Case Presentation:

A 27 year-old male called 911 after intentional ingestion of 3g of lamotrigine and 3g of hydroxyzine.   Upon arrival to the ER, approximately one hour after ingestion, the patient had slurred speech and was lethargic, but was able to provide his own history.  The patient subsequently began to speak incoherently and became increasingly somnolent.  An emergency room nurse reported possible seizure activity.  Three hours after ingestion he did not respond to sternal rub and was intubated for airway protection.  Initial arterial blood gas revealed acidosis of 7.28. 

Infusion of 20% lipid emulsion was initiated six hours after ingestion- a 150mL bolus was given over 30 minutes followed by a rate of 50mL/hr for eight hours.  The patient was kept on a continuous telemetry and no cardiac abnormalities were recorded.   EEG did not reveal seizure activity.  He was successfully extubated 24 hours after intubation.  Lamotrigine levels were drawn and results (available two days later) showed an initial level of 19.8mg/L.  The patient’s triglyceride level peaked at 768mg/dL just before discontinuation of the lipid emulsion.  He had no permanent neurologic deficits and was discharged to an inpatient psychiatric facility.  

Discussion:

Lamotrigine is a phenyltriazine medication that inhibits voltage-gated sodium channels to act as an anticonvulsant and mood stabilizer.  Neurologic manifestations of lamotrigine toxicity (>14mg/L) can be as mild as delirium or agitation, but can progress to decreased consciousness or seizure activity.   Reported cardiotoxic effects include QT prolongation, QRS prolongation, and complete heart block causing death. 

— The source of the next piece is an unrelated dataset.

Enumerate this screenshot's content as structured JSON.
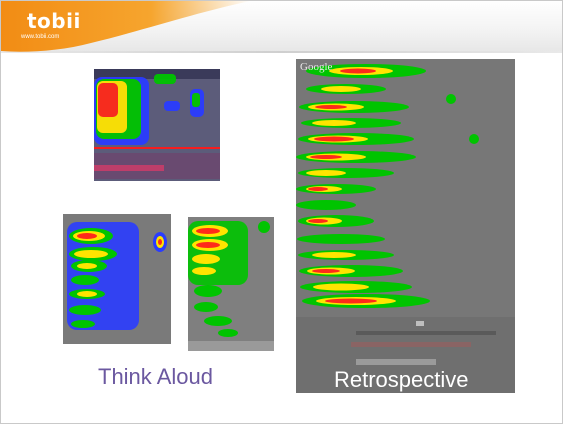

Animal studies and case reports have provided convincing evidence for the infusion of lipid emulsion to reverse cardiac and neurotoxicity attributed to misapplication or overdose of local anesthetics.  More recently, the infusion of lipid emulsion has been used as antidotal therapy in the management of drug overdoses caused by lipophilic drugs including antidepressants, antiepileptics, beta-blockers, and calcium channel blockers.  Although the mechanism of action is not clear, it is postulated that the lipid emulsion creates a separate lipid compartment in the plasma, which draws the lipophilic drug out of the tissue.  Side effects of lipid emulsion infusion include hypertriglyceridemia with the possibility of acute pancreatitis and inability to process lab values because of the chylous consistency of blood.

This case was submitted to the LIPAEMIC Report: Results of Clinical Use of Intravenous Lipid Emulsion in Drug Toxicity Online Lipid Registry.  If added to the most recently published list of 48 uses, this case will be the first in this registry to report the use of lipid emulsion for lamotrigine toxicity.

Conclusions:

Lipid emulsion may be used in the management of overdose of various lipophilic drugs, which include beta-blockers, calcium channel blockers, tricyclic antidepressants, and various antipsychotics. Hospitalists should be aware that the administration of lipid emulsion can be performed as a part of cardiac resuscitation in patients with cardiac arrest, or can be used before cardiac abnormalities are present as an attempt to prevent progression to cardiac toxicity.